Something Rotten in the State of Maryland

August 1, 2010 by · Leave a Comment

Mike Rizzo traded Matt Capps and Cristian Guzman for prospects and kept Adam Dunn.  His team and his fans are both happy and the team is playing hungry again.  Andy MacPhail failed to move Luke Scott or Ty Wiggington but hired Buck Showalter to make sense of it all.  Still, something in Baltimore just doesn’t smell right.  It wasn’t long ago that the Orioles seemed light years ahead of the Nationals in the attempt by both to escape the swamp of baseball’s lost teams.  But the bevy of new talent brought in by MacPhail–Adam Jones, Matt Wieters, Brian Matusz and other young Orioles–are looking nothing so much as overrated.  

Washington GM Mike Rizzo seemed to be a step ahead of MacPhail early in the season when the Nationals broke out of the gate with a winning record, but until the trading deadline loomed the Orioles and Nationals were locked in a race to the bottom of their respective leagues.  Something is rotten in the state of Maryland.  The odor of losing is sticking more firmly each day to Chris Tillman, Jake Arrieta and the rest of the fine Orioles’ prospects that were all rated as too big to fail.

Baltimore fans have not given up.  Attendance at Camden Yards is 20th among major league teams–not bad when you consider just how horrible the team has been without pause this season.  Well, truth be told there was one very notable pause and that came when the Orioles swept a home series with the Nationals.  It was all on the line.  Who really was the worst team in the region?  The rag tag aggregation of old and new for the Nationals versus the young and still lackluster phenoms from Baltimore.

The stands were awash in orange hued shirts that roared with approval as the home team beat back every threat from the Nationals and made proud he whose name is only quietly spoken in Camden Yards.  Is that what it will take for these young players to realize their potential?  Does Cal Ripken have to walk the field again, hat raised in his hand waving to the crowds as he once did when this franchise last pushed to the top?  Is that what it will take before the final chapter on one of the best gatherings of young talent can be written?

The Nationals have no champion waiting in the wings.  That may well be the problem.  There is talent in Washington with whom Stephen Strasburg may yet share the spotlight.  It was on display when the team beat the Colorado Rockies 14-6 on May 13th to go five games over .500 and rest a single game behind the Philadelphia Phillies in the NL East.  The hype for Strasburg could equal all of the promise for the first rounders in Baltimore.  But other than Strasburg, the Nationals are suffering from the failure of their own young players.
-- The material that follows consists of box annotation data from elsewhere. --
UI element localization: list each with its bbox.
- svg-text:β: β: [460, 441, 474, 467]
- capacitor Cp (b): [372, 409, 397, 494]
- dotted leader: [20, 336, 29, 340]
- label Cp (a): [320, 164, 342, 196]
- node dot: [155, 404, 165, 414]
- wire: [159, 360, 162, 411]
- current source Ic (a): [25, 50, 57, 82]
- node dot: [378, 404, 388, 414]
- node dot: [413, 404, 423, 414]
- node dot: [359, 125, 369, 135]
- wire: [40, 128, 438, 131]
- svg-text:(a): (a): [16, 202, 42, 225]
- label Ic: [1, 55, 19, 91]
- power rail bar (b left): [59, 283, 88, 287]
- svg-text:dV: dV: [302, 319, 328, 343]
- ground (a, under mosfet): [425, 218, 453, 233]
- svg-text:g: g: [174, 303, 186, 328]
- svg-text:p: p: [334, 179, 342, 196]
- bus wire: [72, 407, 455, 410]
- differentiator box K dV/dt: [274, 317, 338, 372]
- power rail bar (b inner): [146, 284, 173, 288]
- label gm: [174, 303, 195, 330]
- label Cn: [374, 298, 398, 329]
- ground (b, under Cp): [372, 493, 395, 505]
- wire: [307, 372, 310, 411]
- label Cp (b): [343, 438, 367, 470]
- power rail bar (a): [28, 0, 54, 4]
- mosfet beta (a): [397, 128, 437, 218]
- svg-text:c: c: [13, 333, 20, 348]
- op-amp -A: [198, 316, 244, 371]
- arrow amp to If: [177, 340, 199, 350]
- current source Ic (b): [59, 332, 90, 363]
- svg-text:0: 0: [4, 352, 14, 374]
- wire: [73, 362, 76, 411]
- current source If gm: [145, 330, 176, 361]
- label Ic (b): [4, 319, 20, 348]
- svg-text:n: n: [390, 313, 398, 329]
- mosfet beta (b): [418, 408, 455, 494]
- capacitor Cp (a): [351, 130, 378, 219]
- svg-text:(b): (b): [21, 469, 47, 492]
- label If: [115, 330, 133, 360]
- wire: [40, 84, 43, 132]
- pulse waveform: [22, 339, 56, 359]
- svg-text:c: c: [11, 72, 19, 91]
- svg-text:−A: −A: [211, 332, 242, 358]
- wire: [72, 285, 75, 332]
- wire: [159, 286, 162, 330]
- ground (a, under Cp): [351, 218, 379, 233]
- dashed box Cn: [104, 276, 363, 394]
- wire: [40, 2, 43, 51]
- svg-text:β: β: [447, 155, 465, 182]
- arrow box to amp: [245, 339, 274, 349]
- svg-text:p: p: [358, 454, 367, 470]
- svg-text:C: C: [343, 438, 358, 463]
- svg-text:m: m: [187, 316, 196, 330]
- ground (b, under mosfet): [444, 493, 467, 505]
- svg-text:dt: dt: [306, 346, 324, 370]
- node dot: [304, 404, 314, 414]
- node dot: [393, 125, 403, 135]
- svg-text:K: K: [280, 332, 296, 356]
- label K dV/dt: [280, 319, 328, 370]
In 2007 the Nationals had a fine draft and picked up four very strong pitching talents in Ross Detwiler, Jordan Zimmermann, Jack McGeary and Josh Smoker.  Detwiler is back in the majors with mixed results so far.  Zimmermann is ready to join him at the major league level in a few weeks and he has looked good in his rehab outings.  But neither of them has really arrived as major leaguers though there is considerable hope.

Neither Smoker nor McGeary has moved past low-A ball and the rather huge potential they had as young high school pitchers seems almost gone.  Some have started to ask questions about the minor league instruction that the Nationals are providing.  The Nationals fiddled with Detwiler’s mechanics and it was only after he reverted back to something closer to his college pitching style that he began to make progress in the Nationals’ minor league system.  But the failure to develop either Smoker or McGeary above their current level in three plus seasons reflects badly on Washington’s instructional system.

The Nationals just signed 28-year old Yuniesky Maya, the number two pitching talent from the Cuban national team behind Aroldis Chapman.  Maya is unlikely to need the instruction the Nationals farm system is uncertain to provide.  But the question seems equally valid when considering the Orioles system.  What is missing in the Baltimore system that so poorly prepares their young players for big league success?  Brian Matusz, Chris Tillman and Jake Arrieta have all three struggled since making their major league debuts over the past few months.  They had success at every stop in the minors, but so far none in the majors.

The last place to look is the management at the major league level.  The Orioles have decided that maybe something new and fresh in their major league dugout could wring success from the same cast of characters that failed under Dave Trembley.  Can Buck Showalter change the chemistry?  Can he fine tune the mental approach of players who have not yet been able to convert at the major league level? And should the Nationals be asking the same question?  Is Jim Riggleman part of the problem in Washington?  GM Rizzo doesn’t think so and there is a longer leash in Washington as expectations will not rise until next year when many of the young pitchers will finally be healthy and Washington’s owners will grow antsy if the team continues to bottom feed in the NL East.

There is definitely something rotten in the Sate of Maryland.  It’s like a refrigerator that smells bad and we are half way through the tupperware without any idea what is wrong.   Whatever the problem, fans may quit traveling to the two Mid-Atlantic baseball stadiums if the  same old air of losing continues to tickle the back of their collective throats.  Dave Trembley is just the first thing that has gotten tossed.  More may have to go before these two teams get a clean bill of health.